The genotype of F1 individuals in a tetrahybrid cross is AaBbCcDd. Assuming independent assortment of these four genes, what are the probabilities that F2 offspring will have the following genotypes? (a) aabbccdd (b) AaBbCcDd (c)AABBCCDD (d)AaBBccDd (e) AaBBCCdd

(a) 1/256 (b) 1/16 (c) 1/256 (d) 1/64 (e) 1/128

Flower position, stem length, and seed shape are three characters that Mendel studied. Each is controlled by an independently assorting gene and has dominant and recessive expression. If a plant that is heterozygous for all three characters is allowed to self-fertilize, what proportion of the offspring would you expect to be as follows? (a) homozygous for the three dominant traits (b) homozygous for the three recessive traits (c) heterozygous for all three characters (d) homozygous for axial and tall, heterozygous for seed shape

(a) 1/64 (b) 1/64 (c) 1/8 (d) 1/32

Phenylketonuria (PKU) is an inherited disease caused by a recessive allele. If a woman and her husband, who are both carriers, have three children, what is the probability of each of the following? (a) All three children are of normal phenotype (b) One or more of the three children have the disease (c) All three children have the disease (d) At least one child is phenotypically normal

(a) 3/4 x 3/4 x 3/4 = 27/64 (b) 1 - 27/64 = 37/64 (c) 1/4 x 1/4 x 1/4 = 1/64 (d) 1 - 1/64 = 63/64

A man has six fingers on each hand and six toes on each foot. His wife and their daughter have the normal number of digits. Remember that extra digits is a dominant trait. What fraction of this couple's children would be expected to have extra digits?

1/2

For any gene with a dominant allele A and recessive allele a, what proportions of the offspring from an AA x Aa cross are expected to be homozygous dominant, homozygous recessive, and heterozygous?

1/2 homozygous dominant (AA), 0 homozygous recessive (aa), and 1/2 heterozygous (Aa)
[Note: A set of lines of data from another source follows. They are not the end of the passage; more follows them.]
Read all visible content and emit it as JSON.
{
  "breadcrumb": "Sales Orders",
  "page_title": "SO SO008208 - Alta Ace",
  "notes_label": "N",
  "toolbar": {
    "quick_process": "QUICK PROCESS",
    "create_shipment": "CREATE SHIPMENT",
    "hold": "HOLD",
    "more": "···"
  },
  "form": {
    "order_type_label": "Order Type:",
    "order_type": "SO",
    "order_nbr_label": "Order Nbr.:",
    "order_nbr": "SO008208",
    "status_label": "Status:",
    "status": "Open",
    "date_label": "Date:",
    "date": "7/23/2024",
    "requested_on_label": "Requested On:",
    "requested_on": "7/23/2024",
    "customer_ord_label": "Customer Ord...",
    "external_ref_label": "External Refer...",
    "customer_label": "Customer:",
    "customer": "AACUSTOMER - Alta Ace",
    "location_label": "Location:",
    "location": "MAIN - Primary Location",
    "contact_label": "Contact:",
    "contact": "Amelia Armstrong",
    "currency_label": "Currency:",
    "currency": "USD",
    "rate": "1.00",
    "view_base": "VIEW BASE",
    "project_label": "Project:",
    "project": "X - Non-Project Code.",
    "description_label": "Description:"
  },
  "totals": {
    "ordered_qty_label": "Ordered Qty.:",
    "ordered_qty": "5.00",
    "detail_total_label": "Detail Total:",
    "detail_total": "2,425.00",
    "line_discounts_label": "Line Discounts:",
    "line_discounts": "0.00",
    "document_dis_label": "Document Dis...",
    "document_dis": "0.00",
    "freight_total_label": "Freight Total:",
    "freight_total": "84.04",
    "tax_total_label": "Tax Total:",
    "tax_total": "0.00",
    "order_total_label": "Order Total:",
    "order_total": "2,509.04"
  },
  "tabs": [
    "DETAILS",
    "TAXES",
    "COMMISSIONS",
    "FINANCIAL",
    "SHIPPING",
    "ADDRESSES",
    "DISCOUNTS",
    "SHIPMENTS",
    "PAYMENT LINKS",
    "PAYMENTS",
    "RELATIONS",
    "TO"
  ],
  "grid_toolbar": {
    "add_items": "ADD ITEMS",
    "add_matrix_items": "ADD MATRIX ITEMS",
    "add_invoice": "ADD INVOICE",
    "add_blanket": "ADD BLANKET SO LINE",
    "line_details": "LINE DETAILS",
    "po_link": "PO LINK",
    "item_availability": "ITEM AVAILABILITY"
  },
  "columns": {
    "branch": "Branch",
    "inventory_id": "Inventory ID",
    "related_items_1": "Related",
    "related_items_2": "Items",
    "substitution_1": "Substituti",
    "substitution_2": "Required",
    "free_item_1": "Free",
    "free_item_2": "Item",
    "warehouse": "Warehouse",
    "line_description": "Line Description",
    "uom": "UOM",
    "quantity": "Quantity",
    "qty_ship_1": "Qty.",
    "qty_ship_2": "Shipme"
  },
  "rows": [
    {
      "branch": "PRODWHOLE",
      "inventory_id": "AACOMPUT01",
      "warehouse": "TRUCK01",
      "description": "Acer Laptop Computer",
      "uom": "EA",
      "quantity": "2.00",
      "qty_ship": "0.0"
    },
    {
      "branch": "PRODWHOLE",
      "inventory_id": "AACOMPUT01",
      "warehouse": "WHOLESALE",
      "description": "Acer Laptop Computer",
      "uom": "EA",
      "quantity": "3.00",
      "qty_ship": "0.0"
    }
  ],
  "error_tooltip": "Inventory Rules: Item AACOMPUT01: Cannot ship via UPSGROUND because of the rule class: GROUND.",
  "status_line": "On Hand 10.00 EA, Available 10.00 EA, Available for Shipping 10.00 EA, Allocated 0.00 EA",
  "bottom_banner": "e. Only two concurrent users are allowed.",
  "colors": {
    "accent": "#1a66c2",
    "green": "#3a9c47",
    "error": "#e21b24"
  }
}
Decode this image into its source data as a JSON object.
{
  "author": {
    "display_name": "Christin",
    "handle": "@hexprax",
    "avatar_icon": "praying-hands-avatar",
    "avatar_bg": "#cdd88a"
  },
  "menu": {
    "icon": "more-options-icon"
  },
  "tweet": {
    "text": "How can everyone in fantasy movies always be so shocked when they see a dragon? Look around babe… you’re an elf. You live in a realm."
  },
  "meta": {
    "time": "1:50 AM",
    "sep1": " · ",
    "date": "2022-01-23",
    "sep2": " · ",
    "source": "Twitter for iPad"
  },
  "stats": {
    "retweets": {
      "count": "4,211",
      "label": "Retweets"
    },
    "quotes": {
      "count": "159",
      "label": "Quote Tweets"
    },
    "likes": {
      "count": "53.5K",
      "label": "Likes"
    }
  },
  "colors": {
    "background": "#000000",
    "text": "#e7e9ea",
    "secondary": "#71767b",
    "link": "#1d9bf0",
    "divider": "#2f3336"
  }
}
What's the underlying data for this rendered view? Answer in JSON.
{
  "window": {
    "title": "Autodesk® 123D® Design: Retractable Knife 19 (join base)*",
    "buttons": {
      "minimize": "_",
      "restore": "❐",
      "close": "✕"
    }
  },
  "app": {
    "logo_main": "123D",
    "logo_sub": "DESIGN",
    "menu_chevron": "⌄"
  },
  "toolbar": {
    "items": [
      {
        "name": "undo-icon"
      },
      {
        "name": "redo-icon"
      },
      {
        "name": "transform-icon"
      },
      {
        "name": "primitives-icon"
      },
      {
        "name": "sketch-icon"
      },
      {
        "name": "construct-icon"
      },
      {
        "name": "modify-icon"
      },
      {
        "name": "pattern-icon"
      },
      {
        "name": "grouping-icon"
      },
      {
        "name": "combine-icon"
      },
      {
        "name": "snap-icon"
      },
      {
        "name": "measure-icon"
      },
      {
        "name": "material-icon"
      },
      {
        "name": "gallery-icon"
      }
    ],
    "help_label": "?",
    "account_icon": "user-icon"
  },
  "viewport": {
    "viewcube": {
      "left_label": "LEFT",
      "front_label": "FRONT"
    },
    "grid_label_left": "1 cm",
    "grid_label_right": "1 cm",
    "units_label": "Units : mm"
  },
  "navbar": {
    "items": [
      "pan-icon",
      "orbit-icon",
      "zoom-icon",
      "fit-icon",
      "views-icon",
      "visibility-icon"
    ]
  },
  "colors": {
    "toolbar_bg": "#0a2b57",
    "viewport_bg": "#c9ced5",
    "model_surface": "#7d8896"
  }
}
Two organisms, with genotypes BbDD and BBDd are mated. Assuming independent assortment of the B/b and D/d genes, write the genotypes of all possible offspring from this cross and use the rules of probability to calculate the chance of each genotype occurring?

1/4 BBDD; 1/4 BbDD; 1/4 BBDd; 1/4 BbDd

Karen and Steve each have a sibling with sickle-cell disease. Neither Karen nor Steve nor any of their parents have the disease, and none of them have been tested to see if they have the sickle-cell trait. Based on this incomplete information, calculate the probability that if this couple has a child, the child will have sickle-cell disease.

1/9

Beth and Tom each have a sibling with cystic fibrosis, but neither Beth nor Tom nor any of their parents have the disease. Calculate the probability that if this couple has a child, the child will have cystic fibrosis. What would be the probability if a test revealed that Tom is a carrier but Beth is not? Explain your answers.

1/9 (Since cystic fibrosis is caused by a recessive allele, Beth and Tom's siblings who have CF must be homozygous recessive. Therefore, each parent must be a carrier of the recessive allele. Since neither Beth nor Tom has CF, this means they each have a 2/3 chance of being a carrier. If they are both carriers, there is a 1/4 chance that they will have a child with CF.); 0 (Both Beth and Tom would have to be carriers to produce a child with the disease.)

In tigers, a recessive allele of a particular gene causes both an absence of fur pigmentation (a white tiger) and a cross-eyed condition. If two phenotypically normal tigers that are heterozygous at this locus are mated, what percentage of their offspring will be cross-eyed? What percentage of cross-eyed tigers will be white?

25% or 1/4 will be cross-eyed; all (100%) of the cross-eyed offspring will also be white

Pea plants heterozygous for flower position and stem length (AaTt) are allowed to self-pollinate, and 400 of the resulting seeds are planted. Draw a punnett square for this cross. How many offspring would be predicted to have terminal flowers and be dwarf?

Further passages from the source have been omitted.